My girlfriend's brother's girlfriend then proceeded to call friends and family to get their input on the situation. Upon hearing her version of the story, and calling my girlfriend to confirm the actions, they all agreed that it was wrong of me to punch him because he is the older brother. Their reasoning is that I should have stood aside and show respect for him because that's how Korean culture is. I had no place in stepping in to defend my girl. In my defense, I believe that if one is going to argue with "that's just how Korean culture is," argument, that one should be open to all aspects of the culture. In Korean culture (and many other cultures as well), the oldest male is usually the one elected to be the role model for their younger siblings. This means that they would put down their goals and lay their pride aside to protect their brothers and sisters at all costs. I have never seen my girlfriend's brother do anything for her, whereas she maintains the family's finances and does innumerable favors for her brother. How is this in line with the reasoning of "Korean culture?"

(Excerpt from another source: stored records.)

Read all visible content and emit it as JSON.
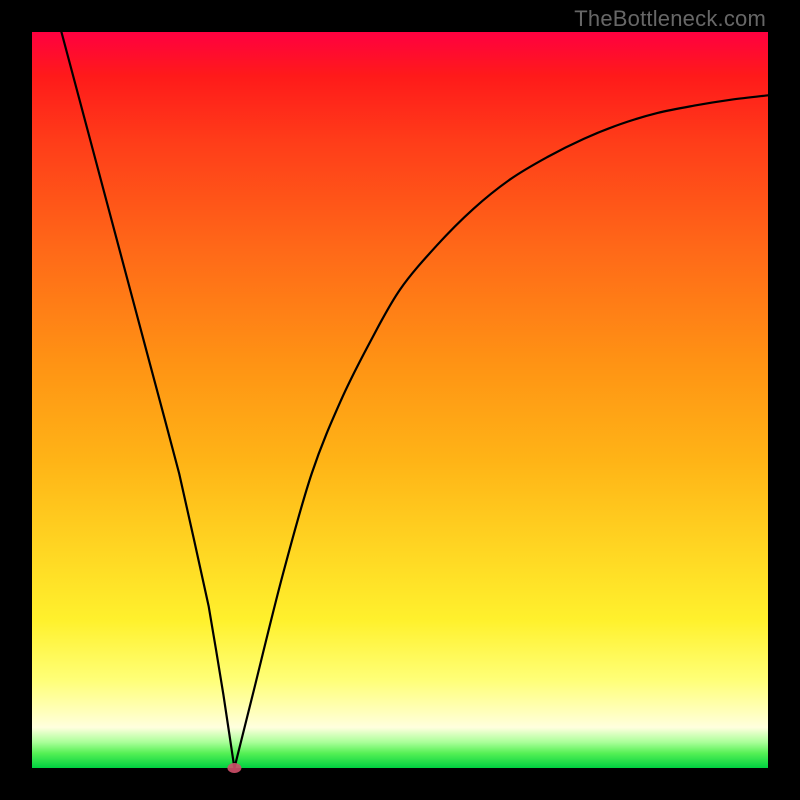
{
  "watermark": "TheBottleneck.com",
  "chart_data": {
    "type": "line",
    "title": "",
    "xlabel": "",
    "ylabel": "",
    "xlim": [
      0,
      100
    ],
    "ylim": [
      0,
      100
    ],
    "grid": false,
    "legend": null,
    "gradient_note": "vertical red→yellow→green background, green at bottom",
    "series": [
      {
        "name": "bottleneck-curve",
        "x": [
          4,
          8,
          12,
          16,
          20,
          24,
          26,
          27.5,
          30,
          34,
          38,
          42,
          46,
          50,
          55,
          60,
          65,
          70,
          75,
          80,
          85,
          90,
          95,
          100
        ],
        "values": [
          100,
          85,
          70,
          55,
          40,
          22,
          10,
          0,
          10,
          26,
          40,
          50,
          58,
          65,
          71,
          76,
          80,
          83,
          85.5,
          87.5,
          89,
          90,
          90.8,
          91.4
        ]
      }
    ],
    "min_point": {
      "x": 27.5,
      "y": 0
    }
  }
}
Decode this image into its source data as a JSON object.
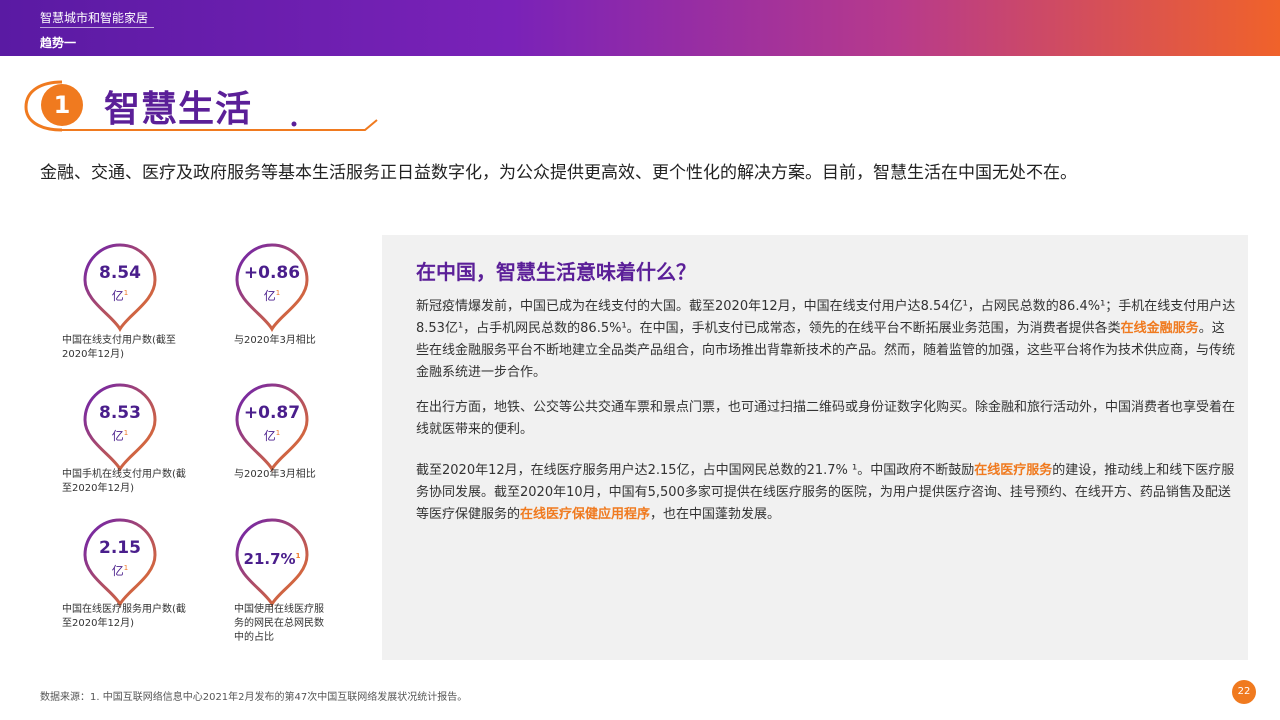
{
  "header": {
    "category": "智慧城市和智能家居",
    "trend": "趋势一"
  },
  "section": {
    "number": "1",
    "title": "智慧生活"
  },
  "intro": "金融、交通、医疗及政府服务等基本生活服务正日益数字化，为公众提供更高效、更个性化的解决方案。目前，智慧生活在中国无处不在。",
  "stats": [
    {
      "value": "8.54",
      "unit": "亿",
      "sup": "1",
      "label": "中国在线支付用户数(截至2020年12月)"
    },
    {
      "value": "+0.86",
      "unit": "亿",
      "sup": "1",
      "label": "与2020年3月相比"
    },
    {
      "value": "8.53",
      "unit": "亿",
      "sup": "1",
      "label": "中国手机在线支付用户数(截至2020年12月)"
    },
    {
      "value": "+0.87",
      "unit": "亿",
      "sup": "1",
      "label": "与2020年3月相比"
    },
    {
      "value": "2.15",
      "unit": "亿",
      "sup": "1",
      "label": "中国在线医疗服务用户数(截至2020年12月)"
    },
    {
      "value": "21.7%",
      "unit": "",
      "sup": "1",
      "label": "中国使用在线医疗服务的网民在总网民数中的占比"
    }
  ],
  "panel": {
    "heading": "在中国，智慧生活意味着什么？",
    "p1": {
      "a": "新冠疫情爆发前，中国已成为在线支付的大国。截至2020年12月，中国在线支付用户达8.54亿¹，占网民总数的86.4%¹；手机在线支付用户达8.53亿¹，占手机网民总数的86.5%¹。在中国，手机支付已成常态，领先的在线平台不断拓展业务范围，为消费者提供各类",
      "hl": "在线金融服务",
      "b": "。这些在线金融服务平台不断地建立全品类产品组合，向市场推出背靠新技术的产品。然而，随着监管的加强，这些平台将作为技术供应商，与传统金融系统进一步合作。"
    },
    "p2": "在出行方面，地铁、公交等公共交通车票和景点门票，也可通过扫描二维码或身份证数字化购买。除金融和旅行活动外，中国消费者也享受着在线就医带来的便利。",
    "p3": {
      "a": "截至2020年12月，在线医疗服务用户达2.15亿，占中国网民总数的21.7% ¹。中国政府不断鼓励",
      "hl1": "在线医疗服务",
      "b": "的建设，推动线上和线下医疗服务协同发展。截至2020年10月，中国有5,500多家可提供在线医疗服务的医院，为用户提供医疗咨询、挂号预约、在线开方、药品销售及配送等医疗保健服务的",
      "hl2": "在线医疗保健应用程序",
      "c": "，也在中国蓬勃发展。"
    }
  },
  "footnote": "数据来源：1. 中国互联网络信息中心2021年2月发布的第47次中国互联网络发展状况统计报告。",
  "page_number": "22",
  "colors": {
    "purple": "#5b1f98",
    "orange": "#f07a1f",
    "gradient_start": "#5a1aa3",
    "gradient_end": "#f0622a"
  }
}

In his defense, his girlfriend has told my girlfriend that she should be smarter and just step down when they get into an argument. If she gets pushed around and stepped on, she obviously did something on her own to provoke her brother's temper. In all, she stated that, "women should just take it." Is this fair?

I'm tired of those who use their cultural background as a excuse for overlooking their moral values. My question is this: Was I wrong for attacking my girl's brother in opposition of his "Korean" treatment of her?